Obama offers birth-control coverage compromise for employees of religious nonprofits

(Bloomberg) Women who work for religious nonprofits will have access to birth control at no cost under a procedure the Obama administration said would also relieve their employers of any moral objections to the coverage.

The nonprofits now only have to notify the U.S. government of their objections in writing, the administration said in a regulatory filing published today. Coverage will be arranged separately by the government through health-benefit managers.

It isn’t clear whether the compromise will satisfy the nonprofit groups or the U.S. Supreme Court, which ruled earlier this year that those organizations and closely held companies are protected from supplying birth control if they object on religious grounds. In a separate filing, the U.S. said it hasn’t yet finished a definition for closely held companies covered by the ruling.
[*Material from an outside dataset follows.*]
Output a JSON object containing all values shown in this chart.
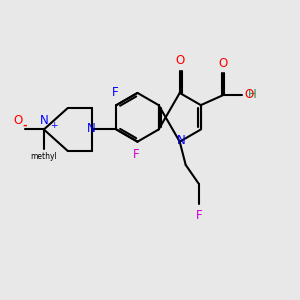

“It’s a moral question that different people may have different answers on,” Mark Rienzi, senior counsel for the Becket Fund for Religious Liberty, which has represented many of the groups, said in a phone interview. “I don’t think it’s going to make all the religious ministries’ cases go away.”

Three days after its June 30 decision on behalf of the craft-store chain Hobby Lobby Stores Inc., the Supreme Court issued an order saying Wheaton College, a Christian liberal-arts school outside Chicago, didn’t have to fill out a government form to facilitate contraceptive coverage for its employees and students.

Emergency contraceptives

The school said that completing the form would make it complicit in the coverage. While Wheaton covers most birth control, it objects to two pills, Teva Pharmaceutical’s Plan B One-Step and Actavis’ Ella, both emergency contraceptives.
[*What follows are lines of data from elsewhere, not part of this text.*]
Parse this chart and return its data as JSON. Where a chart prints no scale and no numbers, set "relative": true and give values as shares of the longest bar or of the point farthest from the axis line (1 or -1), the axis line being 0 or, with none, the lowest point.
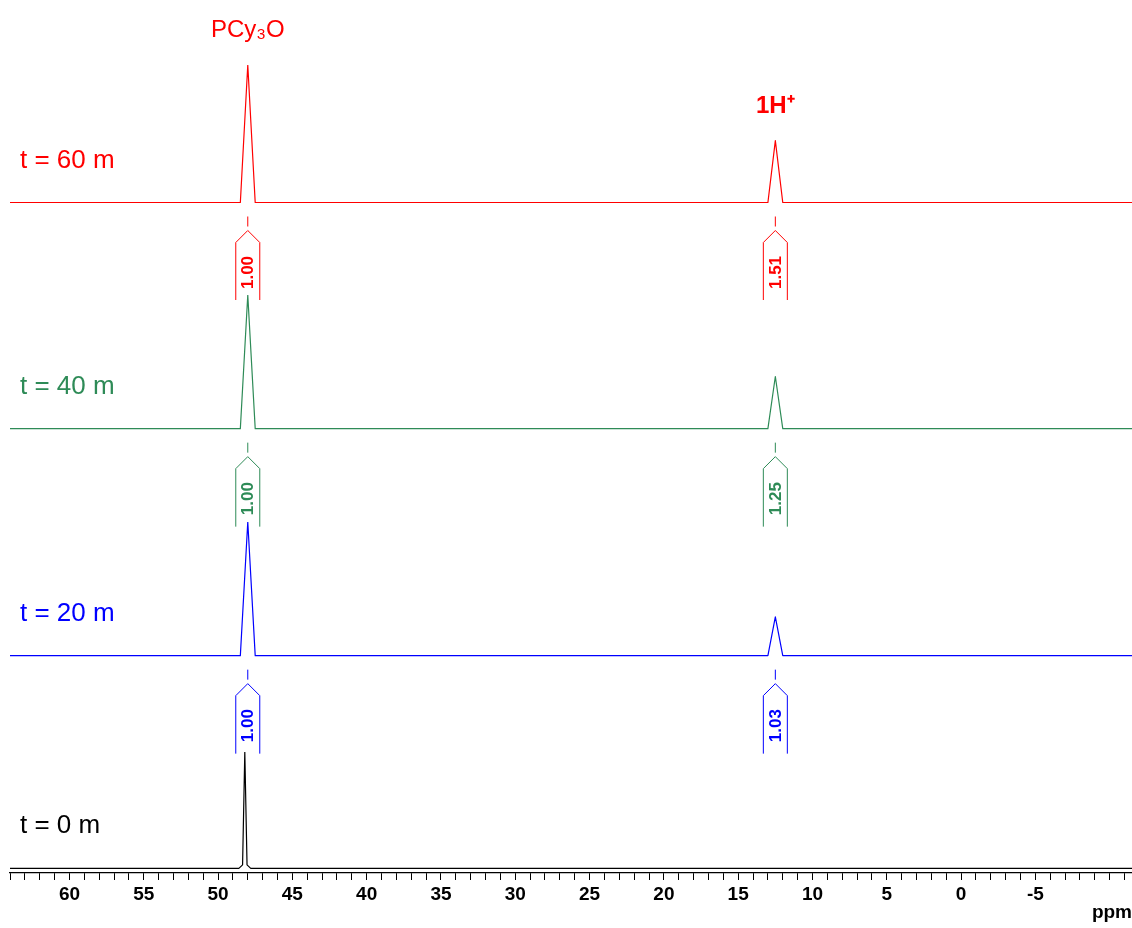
{
  "chart_data": [
    {
      "type": "line",
      "relative": true,
      "marker": "none",
      "tick_labels": false,
      "categories": [
        null,
        null,
        null,
        null,
        null,
        null,
        null,
        null,
        null,
        null,
        null,
        null,
        null,
        null,
        null,
        null,
        null,
        null,
        null,
        null,
        null,
        null,
        null,
        null,
        null,
        null,
        null,
        null,
        null,
        null,
        null,
        null,
        null,
        null,
        null,
        null,
        null,
        null,
        null,
        null,
        null,
        null,
        null,
        null,
        null,
        null,
        null,
        null,
        null,
        null,
        null,
        null,
        null,
        null,
        null,
        null,
        null,
        null,
        null,
        null,
        null,
        null,
        null,
        null,
        null,
        null,
        null,
        null,
        null,
        null,
        null,
        null,
        null,
        null,
        null,
        null,
        null,
        null,
        null,
        null,
        null,
        null,
        null,
        null,
        null,
        null,
        null,
        null,
        null,
        null,
        null,
        null,
        null,
        null,
        null,
        null,
        null,
        null,
        null,
        null,
        null,
        null,
        null,
        null,
        null,
        null,
        null,
        null,
        null,
        null,
        null,
        null,
        null,
        null,
        null,
        null,
        null,
        null,
        null,
        null,
        null,
        null,
        null,
        null,
        null,
        null,
        null,
        null,
        null,
        null,
        null,
        null,
        null,
        null,
        null,
        null,
        null,
        null,
        null,
        null,
        null,
        null,
        null,
        null,
        null,
        null,
        null,
        null,
        null,
        null,
        null,
        null
      ],
      "series": [
        {
          "name": "t = 60 m",
          "color": "#ff0000",
          "values": [
            0,
            0,
            0,
            0,
            0,
            0,
            0,
            0,
            0,
            0,
            0,
            0,
            0,
            0,
            0,
            0,
            0,
            0,
            0,
            0,
            0,
            0,
            0,
            0,
            0,
            0,
            0,
            0,
            0,
            0,
            0,
            0,
            1,
            0,
            0,
            0,
            0,
            0,
            0,
            0,
            0,
            0,
            0,
            0,
            0,
            0,
            0,
            0,
            0,
            0,
            0,
            0,
            0,
            0,
            0,
            0,
            0,
            0,
            0,
            0,
            0,
            0,
            0,
            0,
            0,
            0,
            0,
            0,
            0,
            0,
            0,
            0,
            0,
            0,
            0,
            0,
            0,
            0,
            0,
            0,
            0,
            0,
            0,
            0,
            0,
            0,
            0,
            0,
            0,
            0,
            0,
            0,
            0,
            0,
            0,
            0,
            0,
            0,
            0,
            0,
            0,
            0,
            0,
            0.45,
            0,
            0,
            0,
            0,
            0,
            0,
            0,
            0,
            0,
            0,
            0,
            0,
            0,
            0,
            0,
            0,
            0,
            0,
            0,
            0,
            0,
            0,
            0,
            0,
            0,
            0,
            0,
            0,
            0,
            0,
            0,
            0,
            0,
            0,
            0,
            0,
            0,
            0,
            0,
            0,
            0,
            0,
            0,
            0,
            0,
            0,
            0,
            0
          ]
        }
      ],
      "annotations": [
        "PCy₃O",
        "1H⁺",
        "1.00",
        "1.51"
      ]
    },
    {
      "type": "line",
      "relative": true,
      "marker": "none",
      "tick_labels": false,
      "categories": [
        null,
        null,
        null,
        null,
        null,
        null,
        null,
        null,
        null,
        null,
        null,
        null,
        null,
        null,
        null,
        null,
        null,
        null,
        null,
        null,
        null,
        null,
        null,
        null,
        null,
        null,
        null,
        null,
        null,
        null,
        null,
        null,
        null,
        null,
        null,
        null,
        null,
        null,
        null,
        null,
        null,
        null,
        null,
        null,
        null,
        null,
        null,
        null,
        null,
        null,
        null,
        null,
        null,
        null,
        null,
        null,
        null,
        null,
        null,
        null,
        null,
        null,
        null,
        null,
        null,
        null,
        null,
        null,
        null,
        null,
        null,
        null,
        null,
        null,
        null,
        null,
        null,
        null,
        null,
        null,
        null,
        null,
        null,
        null,
        null,
        null,
        null,
        null,
        null,
        null,
        null,
        null,
        null,
        null,
        null,
        null,
        null,
        null,
        null,
        null,
        null,
        null,
        null,
        null,
        null,
        null,
        null,
        null,
        null,
        null,
        null,
        null,
        null,
        null,
        null,
        null,
        null,
        null,
        null,
        null,
        null,
        null,
        null,
        null,
        null,
        null,
        null,
        null,
        null,
        null,
        null,
        null,
        null,
        null,
        null,
        null,
        null,
        null,
        null,
        null,
        null,
        null,
        null,
        null,
        null,
        null,
        null,
        null,
        null,
        null,
        null,
        null
      ],
      "series": [
        {
          "name": "t = 40 m",
          "color": "#2e8b57",
          "values": [
            0,
            0,
            0,
            0,
            0,
            0,
            0,
            0,
            0,
            0,
            0,
            0,
            0,
            0,
            0,
            0,
            0,
            0,
            0,
            0,
            0,
            0,
            0,
            0,
            0,
            0,
            0,
            0,
            0,
            0,
            0,
            0,
            1,
            0,
            0,
            0,
            0,
            0,
            0,
            0,
            0,
            0,
            0,
            0,
            0,
            0,
            0,
            0,
            0,
            0,
            0,
            0,
            0,
            0,
            0,
            0,
            0,
            0,
            0,
            0,
            0,
            0,
            0,
            0,
            0,
            0,
            0,
            0,
            0,
            0,
            0,
            0,
            0,
            0,
            0,
            0,
            0,
            0,
            0,
            0,
            0,
            0,
            0,
            0,
            0,
            0,
            0,
            0,
            0,
            0,
            0,
            0,
            0,
            0,
            0,
            0,
            0,
            0,
            0,
            0,
            0,
            0,
            0,
            0.39,
            0,
            0,
            0,
            0,
            0,
            0,
            0,
            0,
            0,
            0,
            0,
            0,
            0,
            0,
            0,
            0,
            0,
            0,
            0,
            0,
            0,
            0,
            0,
            0,
            0,
            0,
            0,
            0,
            0,
            0,
            0,
            0,
            0,
            0,
            0,
            0,
            0,
            0,
            0,
            0,
            0,
            0,
            0,
            0,
            0,
            0,
            0,
            0
          ]
        }
      ],
      "annotations": [
        "1.00",
        "1.25"
      ]
    },
    {
      "type": "line",
      "relative": true,
      "marker": "none",
      "tick_labels": false,
      "categories": [
        null,
        null,
        null,
        null,
        null,
        null,
        null,
        null,
        null,
        null,
        null,
        null,
        null,
        null,
        null,
        null,
        null,
        null,
        null,
        null,
        null,
        null,
        null,
        null,
        null,
        null,
        null,
        null,
        null,
        null,
        null,
        null,
        null,
        null,
        null,
        null,
        null,
        null,
        null,
        null,
        null,
        null,
        null,
        null,
        null,
        null,
        null,
        null,
        null,
        null,
        null,
        null,
        null,
        null,
        null,
        null,
        null,
        null,
        null,
        null,
        null,
        null,
        null,
        null,
        null,
        null,
        null,
        null,
        null,
        null,
        null,
        null,
        null,
        null,
        null,
        null,
        null,
        null,
        null,
        null,
        null,
        null,
        null,
        null,
        null,
        null,
        null,
        null,
        null,
        null,
        null,
        null,
        null,
        null,
        null,
        null,
        null,
        null,
        null,
        null,
        null,
        null,
        null,
        null,
        null,
        null,
        null,
        null,
        null,
        null,
        null,
        null,
        null,
        null,
        null,
        null,
        null,
        null,
        null,
        null,
        null,
        null,
        null,
        null,
        null,
        null,
        null,
        null,
        null,
        null,
        null,
        null,
        null,
        null,
        null,
        null,
        null,
        null,
        null,
        null,
        null,
        null,
        null,
        null,
        null,
        null,
        null,
        null,
        null,
        null,
        null,
        null
      ],
      "series": [
        {
          "name": "t = 20 m",
          "color": "#0000ff",
          "values": [
            0,
            0,
            0,
            0,
            0,
            0,
            0,
            0,
            0,
            0,
            0,
            0,
            0,
            0,
            0,
            0,
            0,
            0,
            0,
            0,
            0,
            0,
            0,
            0,
            0,
            0,
            0,
            0,
            0,
            0,
            0,
            0,
            1,
            0,
            0,
            0,
            0,
            0,
            0,
            0,
            0,
            0,
            0,
            0,
            0,
            0,
            0,
            0,
            0,
            0,
            0,
            0,
            0,
            0,
            0,
            0,
            0,
            0,
            0,
            0,
            0,
            0,
            0,
            0,
            0,
            0,
            0,
            0,
            0,
            0,
            0,
            0,
            0,
            0,
            0,
            0,
            0,
            0,
            0,
            0,
            0,
            0,
            0,
            0,
            0,
            0,
            0,
            0,
            0,
            0,
            0,
            0,
            0,
            0,
            0,
            0,
            0,
            0,
            0,
            0,
            0,
            0,
            0,
            0.29,
            0,
            0,
            0,
            0,
            0,
            0,
            0,
            0,
            0,
            0,
            0,
            0,
            0,
            0,
            0,
            0,
            0,
            0,
            0,
            0,
            0,
            0,
            0,
            0,
            0,
            0,
            0,
            0,
            0,
            0,
            0,
            0,
            0,
            0,
            0,
            0,
            0,
            0,
            0,
            0,
            0,
            0,
            0,
            0,
            0,
            0,
            0,
            0
          ]
        }
      ],
      "annotations": [
        "1.00",
        "1.03"
      ]
    },
    {
      "type": "line",
      "relative": true,
      "marker": "none",
      "xlabel": "ppm",
      "xlim": [
        64,
        -11.5
      ],
      "x": [
        64,
        48.6,
        48.35,
        48.2,
        48.05,
        47.8,
        -11.5
      ],
      "xticks": [
        {
          "value": 64,
          "label": null
        },
        {
          "value": 63,
          "label": null
        },
        {
          "value": 62,
          "label": null
        },
        {
          "value": 61,
          "label": null
        },
        60,
        {
          "value": 59,
          "label": null
        },
        {
          "value": 58,
          "label": null
        },
        {
          "value": 57,
          "label": null
        },
        {
          "value": 56,
          "label": null
        },
        55,
        {
          "value": 54,
          "label": null
        },
        {
          "value": 53,
          "label": null
        },
        {
          "value": 52,
          "label": null
        },
        {
          "value": 51,
          "label": null
        },
        50,
        {
          "value": 49,
          "label": null
        },
        {
          "value": 48,
          "label": null
        },
        {
          "value": 47,
          "label": null
        },
        {
          "value": 46,
          "label": null
        },
        45,
        {
          "value": 44,
          "label": null
        },
        {
          "value": 43,
          "label": null
        },
        {
          "value": 42,
          "label": null
        },
        {
          "value": 41,
          "label": null
        },
        40,
        {
          "value": 39,
          "label": null
        },
        {
          "value": 38,
          "label": null
        },
        {
          "value": 37,
          "label": null
        },
        {
          "value": 36,
          "label": null
        },
        35,
        {
          "value": 34,
          "label": null
        },
        {
          "value": 33,
          "label": null
        },
        {
          "value": 32,
          "label": null
        },
        {
          "value": 31,
          "label": null
        },
        30,
        {
          "value": 29,
          "label": null
        },
        {
          "value": 28,
          "label": null
        },
        {
          "value": 27,
          "label": null
        },
        {
          "value": 26,
          "label": null
        },
        25,
        {
          "value": 24,
          "label": null
        },
        {
          "value": 23,
          "label": null
        },
        {
          "value": 22,
          "label": null
        },
        {
          "value": 21,
          "label": null
        },
        20,
        {
          "value": 19,
          "label": null
        },
        {
          "value": 18,
          "label": null
        },
        {
          "value": 17,
          "label": null
        },
        {
          "value": 16,
          "label": null
        },
        15,
        {
          "value": 14,
          "label": null
        },
        {
          "value": 13,
          "label": null
        },
        {
          "value": 12,
          "label": null
        },
        {
          "value": 11,
          "label": null
        },
        10,
        {
          "value": 9,
          "label": null
        },
        {
          "value": 8,
          "label": null
        },
        {
          "value": 7,
          "label": null
        },
        {
          "value": 6,
          "label": null
        },
        5,
        {
          "value": 4,
          "label": null
        },
        {
          "value": 3,
          "label": null
        },
        {
          "value": 2,
          "label": null
        },
        {
          "value": 1,
          "label": null
        },
        0,
        {
          "value": -1,
          "label": null
        },
        {
          "value": -2,
          "label": null
        },
        {
          "value": -3,
          "label": null
        },
        {
          "value": -4,
          "label": null
        },
        -5,
        {
          "value": -6,
          "label": null
        },
        {
          "value": -7,
          "label": null
        },
        {
          "value": -8,
          "label": null
        },
        {
          "value": -9,
          "label": null
        },
        {
          "value": -10,
          "label": null
        },
        {
          "value": -11,
          "label": null
        }
      ],
      "series": [
        {
          "name": "t = 0 m",
          "color": "#000000",
          "values": [
            0,
            0,
            0.03,
            1,
            0.03,
            0,
            0
          ]
        }
      ]
    }
  ]
}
Under the new government requirement, religious nonprofits would write a letter to the health department announcing their objections instead of filling out a form. Rienzi said the government should simply exempt religious groups from the requirement entirely.

“That would make life a lot easier,” he said. “The idea the government can’t find a way to provide contraceptive coverage without involving nuns is silly.”

One of the cases against the government was brought by the Little Sisters of the Poor, a convent based in Baltimore that operates nursing homes and assisted living facilities.